En clair : attendez des changements d’affichage et, potentiellement, une disponibilité différente des services financiers des développeurs qui reposent sur la publicité ciblée. Restez vigilants sur vos paramètres de vie privée.
Cette affaire rappelle que la protection des données est aussi une bataille de pouvoir économique.
Liens utiles pour creuser le dossier
Pour comprendre le contexte européen et les réactions, lisez des enquêtes et analyses récentes :
- 🔗 échanges avec les régulateurs
- 🔗 enquête polonaise
- 🔗 suppression d’apps de suivi
- 🔗 position de l’UE sur le DMA
- 🔗 contestations d’Apple sur le règlement
- 🔗 questions britanniques sur l’accès aux données
Ce que les développeurs peuvent faire maintenant
Les options pratiques sont claires : diversifier les sources de revenus, investir dans des modèles d’abonnement, améliorer la qualité de la première expérience pour obtenir plus de consentements, et prévoir un cadre légal dans leurs conditions d’utilisation. Les recommandations opérationnelles sont à la portée de petites équipes.
Concrètement :
- 💡 Réduire la dépendance à la publicité ciblée en testant des offres payantes.

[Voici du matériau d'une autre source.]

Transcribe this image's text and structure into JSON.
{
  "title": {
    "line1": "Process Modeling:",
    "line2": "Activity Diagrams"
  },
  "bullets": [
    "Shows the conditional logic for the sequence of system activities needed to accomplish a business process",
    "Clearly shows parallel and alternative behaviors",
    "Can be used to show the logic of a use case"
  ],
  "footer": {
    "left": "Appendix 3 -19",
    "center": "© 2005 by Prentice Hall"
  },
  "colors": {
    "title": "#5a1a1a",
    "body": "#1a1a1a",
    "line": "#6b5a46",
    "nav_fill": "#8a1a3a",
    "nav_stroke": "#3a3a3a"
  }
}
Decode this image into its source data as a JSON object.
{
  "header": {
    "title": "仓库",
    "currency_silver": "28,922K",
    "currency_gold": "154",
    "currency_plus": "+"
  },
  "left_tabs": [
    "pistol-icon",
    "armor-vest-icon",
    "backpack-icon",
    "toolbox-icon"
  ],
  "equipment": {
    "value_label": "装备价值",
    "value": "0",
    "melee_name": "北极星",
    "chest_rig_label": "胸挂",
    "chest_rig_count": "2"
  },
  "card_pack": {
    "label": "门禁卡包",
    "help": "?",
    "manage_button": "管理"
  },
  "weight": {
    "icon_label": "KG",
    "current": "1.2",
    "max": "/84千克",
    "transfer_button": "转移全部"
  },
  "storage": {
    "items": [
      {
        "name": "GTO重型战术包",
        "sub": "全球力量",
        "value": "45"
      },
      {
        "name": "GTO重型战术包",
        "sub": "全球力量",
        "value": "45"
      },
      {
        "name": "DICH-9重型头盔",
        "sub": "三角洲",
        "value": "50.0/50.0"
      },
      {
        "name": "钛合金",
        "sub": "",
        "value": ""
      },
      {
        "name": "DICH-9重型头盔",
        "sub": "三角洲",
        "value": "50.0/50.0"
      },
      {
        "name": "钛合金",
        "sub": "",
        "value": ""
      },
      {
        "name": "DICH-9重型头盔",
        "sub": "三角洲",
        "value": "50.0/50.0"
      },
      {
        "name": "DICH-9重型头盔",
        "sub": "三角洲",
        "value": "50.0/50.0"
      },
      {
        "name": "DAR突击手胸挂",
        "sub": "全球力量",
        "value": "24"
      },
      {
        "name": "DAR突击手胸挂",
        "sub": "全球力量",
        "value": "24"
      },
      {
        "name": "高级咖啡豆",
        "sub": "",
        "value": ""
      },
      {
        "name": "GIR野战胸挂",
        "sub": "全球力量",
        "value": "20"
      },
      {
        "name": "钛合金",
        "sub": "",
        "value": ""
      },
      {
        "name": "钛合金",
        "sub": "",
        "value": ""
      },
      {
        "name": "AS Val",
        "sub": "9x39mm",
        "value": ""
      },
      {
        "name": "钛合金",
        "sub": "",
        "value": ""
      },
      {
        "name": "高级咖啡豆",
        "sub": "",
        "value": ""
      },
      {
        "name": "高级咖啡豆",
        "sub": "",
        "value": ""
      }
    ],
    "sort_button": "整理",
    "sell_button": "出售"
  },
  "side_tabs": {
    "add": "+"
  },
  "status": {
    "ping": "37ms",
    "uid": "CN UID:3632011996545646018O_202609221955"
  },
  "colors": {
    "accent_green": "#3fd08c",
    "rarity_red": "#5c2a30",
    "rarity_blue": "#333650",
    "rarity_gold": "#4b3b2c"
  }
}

- 🔁 Mettre en place des métriques de rétention qui ne reposent pas sur des identifiants publicitaires.
- 📣 Rendre la valeur du consentement explicite pour convaincre l’utilisateur de participer au modèle économique.
La stratégie gagnante sera pragmatique : protection de la vie privée sans renoncer à la viabilité économique.
Dernier mot avant la suite
L’Italie vient d’envoyer un signal fort : la confidentialité ne dispense pas d’une responsabilité concurrentielle. Les grandes plateformes vont devoir montrer qu’elles savent concilier sécurité des données et règles de concurrence. L’affaire promet des rebonds juridiques, des ajustements techniques et une redéfinition du pouvoir sur les écosystèmes mobiles. C’est un changement d’époque — et il faudra suivre chaque décision pour mesurer l’ampleur réelle de la sanction.